Analyse Seehofer bleibt stur
Berlin/Neuhardenberg (dpa) - Bundesinnenminister Horst Seehofer ist sich sicher. Der Aufstieg der AfD, das Schwächeln seiner CSU in den Umfragen für die bayerische Landtagswahl - all das hat nur einen Grund: die Migrationspolitik der Bundesregierung, die er seit drei Jahren massiv kritisiert.
Die Migrationsfrage sei „die Mutter aller Probleme“, sagt er den CSU-Bundestagsabgeordneten bei ihrer Sommerklausur in Brandenburg, so berichten es mehrere Teilnehmer hinterher. Vor den Kameras sagt der CSU-Vorsitzende, dass die zweistelligen Umfragewerte für die AfD in Bayern eine Neuerscheinung seien, „wo ja die Grundlage oder die Ursache dafür in der Migrationspolitik liegt“.
Dass er die Hauptverantwortung für die aus seiner Sicht mangelnde Steuerung und Begrenzung des Flüchtlingszustroms bei Bundeskanzlerin Angela Merkel (CDU) sieht, ist kein Geheimnis. Öffentliche Kommentare in diese Richtung verkneift er sich aber. Zu sehr hat der Streit der Unionsparteien über die Asylpolitik im Frühsommer den beiden Schwesterparteien CDU und CSU geschadet. Auch CSU-Landegruppenchef Alexander Dobrindt will keinen Krawall mehr. Sein Lieblingswort während der zweitägigen Klausur ist „Stabilität“.
Dobrindt stellte sich hinter Seehofer. Die politische Landschaft in Deutschland habe sich durch die Migrationsthematik verändert, dies sei „unstrittig“. Zwar habe man sich innerhalb der Koalition inzwischen auf viele Punkte verständigt. In der Migrationspolitik werde es bei Details jedoch auch in den nächsten Wochen und Monaten noch Diskussionsbedarf geben, zum Beispiel über den hauptsächlich von der SPD geforderten „Spurwechsel“ abgelehnter Asylbewerber in die Arbeitsmigration.

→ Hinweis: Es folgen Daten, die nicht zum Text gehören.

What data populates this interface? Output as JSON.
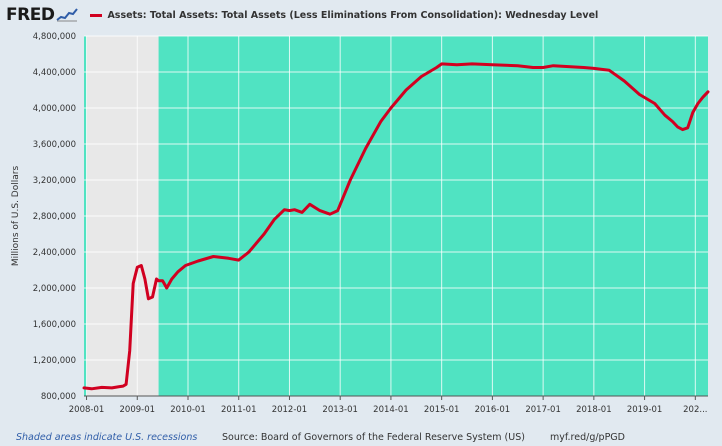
{
  "header": {
    "logo_text": "FRED",
    "legend_color": "#d10020"
  },
  "chart_data": {
    "type": "line",
    "title": "Assets: Total Assets: Total Assets (Less Eliminations From Consolidation): Wednesday Level",
    "xlabel": "",
    "ylabel": "Millions of U.S. Dollars",
    "ylim": [
      800000,
      4800000
    ],
    "yticks": [
      800000,
      1200000,
      1600000,
      2000000,
      2400000,
      2800000,
      3200000,
      3600000,
      4000000,
      4400000,
      4800000
    ],
    "ytick_labels": [
      "800,000",
      "1,200,000",
      "1,600,000",
      "2,000,000",
      "2,400,000",
      "2,800,000",
      "3,200,000",
      "3,600,000",
      "4,000,000",
      "4,400,000",
      "4,800,000"
    ],
    "xlim": [
      2007.95,
      2020.25
    ],
    "xticks": [
      2008.0,
      2009.0,
      2010.0,
      2011.0,
      2012.0,
      2013.0,
      2014.0,
      2015.0,
      2016.0,
      2017.0,
      2018.0,
      2019.0,
      2020.0
    ],
    "xtick_labels": [
      "2008-01",
      "2009-01",
      "2010-01",
      "2011-01",
      "2012-01",
      "2013-01",
      "2014-01",
      "2015-01",
      "2016-01",
      "2017-01",
      "2018-01",
      "2019-01",
      "202..."
    ],
    "grid": true,
    "plot_background": "#50e3c2",
    "recession_color": "#e8e8e8",
    "line_color": "#d10020",
    "recession": [
      2008.0,
      2009.42
    ],
    "series": [
      {
        "x": [
          2007.95,
          2008.1,
          2008.3,
          2008.5,
          2008.65,
          2008.72,
          2008.78,
          2008.85,
          2008.92,
          2009.0,
          2009.08,
          2009.15,
          2009.22,
          2009.3,
          2009.38,
          2009.42,
          2009.5,
          2009.58,
          2009.68,
          2009.8,
          2009.95,
          2010.2,
          2010.5,
          2010.8,
          2011.0,
          2011.2,
          2011.5,
          2011.7,
          2011.9,
          2012.0,
          2012.1,
          2012.25,
          2012.4,
          2012.6,
          2012.8,
          2012.95,
          2013.2,
          2013.5,
          2013.8,
          2014.0,
          2014.3,
          2014.6,
          2014.9,
          2015.0,
          2015.3,
          2015.6,
          2016.0,
          2016.5,
          2016.8,
          2017.0,
          2017.2,
          2017.5,
          2017.8,
          2018.0,
          2018.3,
          2018.6,
          2018.9,
          2019.2,
          2019.4,
          2019.55,
          2019.65,
          2019.75,
          2019.85,
          2019.95,
          2020.05,
          2020.15,
          2020.25
        ],
        "y": [
          890000,
          880000,
          895000,
          890000,
          905000,
          910000,
          930000,
          1300000,
          2050000,
          2230000,
          2250000,
          2100000,
          1880000,
          1900000,
          2100000,
          2080000,
          2080000,
          2000000,
          2100000,
          2180000,
          2250000,
          2300000,
          2350000,
          2330000,
          2310000,
          2400000,
          2600000,
          2760000,
          2870000,
          2860000,
          2870000,
          2840000,
          2930000,
          2860000,
          2820000,
          2860000,
          3200000,
          3550000,
          3850000,
          4000000,
          4200000,
          4350000,
          4450000,
          4490000,
          4480000,
          4490000,
          4480000,
          4470000,
          4450000,
          4450000,
          4470000,
          4460000,
          4450000,
          4440000,
          4420000,
          4300000,
          4150000,
          4050000,
          3920000,
          3850000,
          3790000,
          3760000,
          3780000,
          3950000,
          4050000,
          4120000,
          4180000
        ]
      }
    ]
  },
  "footer": {
    "recession_note": "Shaded areas indicate U.S. recessions",
    "source": "Source: Board of Governors of the Federal Reserve System (US)",
    "link": "myf.red/g/pPGD"
  }
}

Dass die CSU auch im Bundestag in diesen Tagen nicht nur über Rente, Wohnen und mehr Netto vom Brutto reden will, sondern immer wieder die Begrenzung der Zuwanderung aus Nicht-EU-Staaten auf die Tagesordnung setzt, gefällt vielleicht nicht jedem in der Schwesterpartei CDU. Doch die CSU-Landesgruppe glaubt, dass das die Menschen umtreibt. Und dass man die Benennung von Problemen auf diesem Gebiet - von Hindernissen bei der Abschiebung bis hin zu falschen Identitäten - nicht der AfD überlassen dürfe. Schon gar nicht jetzt, weniger als sechs Wochen vor der bayerischen Landtagswahl, wo die Umfragewerte für die bislang allein regierende CSU so niederschmetternd sind - zuletzt waren es 36 bis 37 Prozent.
Auch deshalb will sie in der Debatte über einen möglichen „Spurwechsel“ auch nicht einknicken - obwohl die SPD, einige CDU-Fraktionskollegen und Wirtschaftsvertreter Druck machen. Die Unternehmer wollen ihre frisch angelernten neuen Mitarbeiter nicht verlieren. Bei der CSU-Klausurtagung auf Schloss Neuhardenberg warnen einige, das könnte dann so ausgehen wie damals vor Jahrzehnten nach der „Gastarbeiter“-Anwerbung: Wenn die Konjunktur einbricht, wären diese Neubürger dann wieder die Ersten, die arbeitslos würden.
Bayerns Ministerpräsident Markus Söder (CSU), Seehofers Nachfolger als Regierungschef, geht die Konkurrenz von rechts etwas anders an. Seine Botschaft ist: Hier, wo wir stehen, sind Stabilität, Rechtsstaat, das Konservativ-Bürgerliche, der wirtschaftliche Erfolg. Dort, in der AfD, tummeln sich Menschen wie Björn Höcke, vor denen man sich hüten sollte, weil da womöglich „auch ein anderer Plan dahinter steckt“.
Seehofer hat bei seinem Kurzauftritt in Brandenburg klargemacht, dass er sich einen möglichen Absturz bei der Wahl in Bayern nicht in die Schuhe schieben lassen will. Er sagt, der Ausgang der Bayern-Wahl sei „die Messlatte für uns alle“.